El contraste fue inmediato: el aroma del café llenó el salón pequeño, mezclándose con el olor todavía fresco de pintura y muebles recién montados. El sol de la mañana iluminaba el polvo suspendido en el aire, y en medio de todo eso, Lucas parecía un torbellino de energía con su delantal aún manchado de harina de la noche anterior.
Colocó la bandeja sobre la mesa, y Amélie se sentó frente a él, cruzando las piernas bajo la bata, con gesto desconfiado.
—Bien —dijo ella—. Demuéstrame que estos croissants no son armas de destrucción masiva.

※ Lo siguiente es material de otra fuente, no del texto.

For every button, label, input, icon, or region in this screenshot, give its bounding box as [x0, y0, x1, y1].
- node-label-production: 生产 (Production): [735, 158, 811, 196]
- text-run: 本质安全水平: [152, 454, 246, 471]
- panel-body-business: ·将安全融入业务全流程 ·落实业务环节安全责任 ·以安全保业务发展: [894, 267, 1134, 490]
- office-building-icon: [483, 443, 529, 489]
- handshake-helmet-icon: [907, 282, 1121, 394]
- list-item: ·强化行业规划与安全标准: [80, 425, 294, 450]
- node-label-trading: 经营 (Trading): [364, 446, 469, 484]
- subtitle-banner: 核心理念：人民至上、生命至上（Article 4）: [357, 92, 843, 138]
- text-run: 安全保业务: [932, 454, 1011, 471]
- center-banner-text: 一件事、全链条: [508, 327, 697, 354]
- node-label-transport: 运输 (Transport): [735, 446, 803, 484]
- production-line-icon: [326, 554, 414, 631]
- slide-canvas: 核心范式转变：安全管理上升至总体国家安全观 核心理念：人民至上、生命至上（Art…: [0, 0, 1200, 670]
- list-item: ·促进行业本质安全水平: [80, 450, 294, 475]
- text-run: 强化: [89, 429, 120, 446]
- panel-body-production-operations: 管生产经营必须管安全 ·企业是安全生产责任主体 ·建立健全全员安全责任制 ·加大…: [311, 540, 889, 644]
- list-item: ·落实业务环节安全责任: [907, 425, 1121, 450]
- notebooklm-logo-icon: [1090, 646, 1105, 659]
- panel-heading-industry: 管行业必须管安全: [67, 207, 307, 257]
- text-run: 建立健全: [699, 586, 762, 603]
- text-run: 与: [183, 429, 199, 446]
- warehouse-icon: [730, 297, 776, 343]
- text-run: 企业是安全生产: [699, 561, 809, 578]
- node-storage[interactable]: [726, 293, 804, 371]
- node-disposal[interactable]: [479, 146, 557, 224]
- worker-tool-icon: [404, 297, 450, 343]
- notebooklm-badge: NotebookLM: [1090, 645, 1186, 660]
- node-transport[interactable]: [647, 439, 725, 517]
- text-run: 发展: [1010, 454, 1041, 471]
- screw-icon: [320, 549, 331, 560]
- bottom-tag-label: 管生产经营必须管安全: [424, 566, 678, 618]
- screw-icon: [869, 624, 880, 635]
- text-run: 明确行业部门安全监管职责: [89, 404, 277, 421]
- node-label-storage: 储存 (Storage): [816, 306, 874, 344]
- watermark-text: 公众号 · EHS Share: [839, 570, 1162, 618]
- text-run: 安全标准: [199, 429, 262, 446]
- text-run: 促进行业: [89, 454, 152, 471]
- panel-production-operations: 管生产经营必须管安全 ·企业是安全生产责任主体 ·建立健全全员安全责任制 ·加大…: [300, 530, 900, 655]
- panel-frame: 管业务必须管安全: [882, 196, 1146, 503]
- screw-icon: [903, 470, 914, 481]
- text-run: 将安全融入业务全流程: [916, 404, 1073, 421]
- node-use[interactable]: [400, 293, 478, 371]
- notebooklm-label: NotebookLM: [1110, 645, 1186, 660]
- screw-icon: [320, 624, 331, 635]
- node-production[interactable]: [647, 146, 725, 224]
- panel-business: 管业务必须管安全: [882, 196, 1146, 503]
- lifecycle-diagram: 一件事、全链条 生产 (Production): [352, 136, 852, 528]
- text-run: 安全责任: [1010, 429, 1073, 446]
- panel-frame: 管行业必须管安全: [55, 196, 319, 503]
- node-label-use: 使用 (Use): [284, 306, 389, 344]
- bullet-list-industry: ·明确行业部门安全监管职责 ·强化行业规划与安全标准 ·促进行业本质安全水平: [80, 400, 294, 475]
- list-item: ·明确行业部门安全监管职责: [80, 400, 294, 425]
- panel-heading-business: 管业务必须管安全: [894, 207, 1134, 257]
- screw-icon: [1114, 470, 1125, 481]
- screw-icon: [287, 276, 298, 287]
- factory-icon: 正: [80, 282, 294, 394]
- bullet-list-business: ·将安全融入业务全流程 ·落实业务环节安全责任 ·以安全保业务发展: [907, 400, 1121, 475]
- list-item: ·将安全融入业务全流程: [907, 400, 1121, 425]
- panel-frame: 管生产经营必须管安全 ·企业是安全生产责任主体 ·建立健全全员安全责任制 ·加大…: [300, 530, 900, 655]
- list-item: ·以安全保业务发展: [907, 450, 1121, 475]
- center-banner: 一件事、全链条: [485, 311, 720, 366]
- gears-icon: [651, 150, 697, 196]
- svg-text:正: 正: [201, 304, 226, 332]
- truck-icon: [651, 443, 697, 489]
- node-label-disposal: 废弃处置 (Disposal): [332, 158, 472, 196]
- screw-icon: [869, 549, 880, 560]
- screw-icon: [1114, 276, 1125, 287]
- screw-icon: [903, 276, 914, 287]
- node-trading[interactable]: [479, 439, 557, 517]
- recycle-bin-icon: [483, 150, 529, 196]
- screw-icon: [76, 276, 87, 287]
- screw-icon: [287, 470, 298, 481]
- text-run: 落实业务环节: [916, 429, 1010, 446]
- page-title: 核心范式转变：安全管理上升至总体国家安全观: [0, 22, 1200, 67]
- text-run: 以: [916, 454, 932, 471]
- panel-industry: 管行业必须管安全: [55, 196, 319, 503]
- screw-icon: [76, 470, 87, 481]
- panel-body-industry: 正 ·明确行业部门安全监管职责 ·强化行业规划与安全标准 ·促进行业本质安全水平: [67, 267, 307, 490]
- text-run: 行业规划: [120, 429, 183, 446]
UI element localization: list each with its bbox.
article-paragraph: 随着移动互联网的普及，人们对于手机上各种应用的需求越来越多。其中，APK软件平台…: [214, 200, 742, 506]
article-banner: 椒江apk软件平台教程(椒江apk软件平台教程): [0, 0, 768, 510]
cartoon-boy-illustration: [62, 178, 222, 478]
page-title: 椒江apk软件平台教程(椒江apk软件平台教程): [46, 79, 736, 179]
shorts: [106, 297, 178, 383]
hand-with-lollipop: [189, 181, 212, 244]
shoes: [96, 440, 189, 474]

Lucas tomó uno con decisión y le dio un mordisco exagerado. El crujido fue fuerte, casi como un tronco seco partiéndose. Él masticó con entusiasmo, aunque por un segundo sus ojos se humedecieron por lo duro.
—¿Ves? Delicioso —mintió con total descaro.
Amélie lo miró con incredulidad, luego alargó la mano, tomó otro y lo probó con cautela. El sabor era una mezcla extraña de mantequilla, harina y… carbón. Muy lejos de un croissant francés de verdad.
—Lucas… esto es un crimen contra la repostería —dijo finalmente, con tono solemne.
Él se encogió de hombros, divertido.
—Lo importante es la intención, ¿no?
—Sí, claro —bufó Amélie, bebiendo un sorbo de café para disimular la mueca—. La intención de matarme asfixiada.
Ambos rieron, y durante un instante la tensión se disipó. Sin embargo, la tregua no duró demasiado. Un pitido agudo interrumpió la mañana. Primero débil, luego más insistente.
Amélie abrió los ojos como platos.
—No… no puede ser otra vez.
Lucas se levantó de golpe, mirando alrededor. El humo empezaba a salir de la pequeña bolsa de papel donde guardaba el resto de los croissants. Al parecer, aún estaban calientes y la bolsa había comenzado a quemarse sobre la bandeja metálica.
—¡Maledizione! —gritó Lucas, tomando la bolsa y agitándola desesperado.
El detector de humo, sensible como siempre, empezó a chillar con una furia infernal.
—¡No, no, no! —Amélie se tapó los oídos, desesperada—. ¡Es la segunda vez en menos de 24 horas!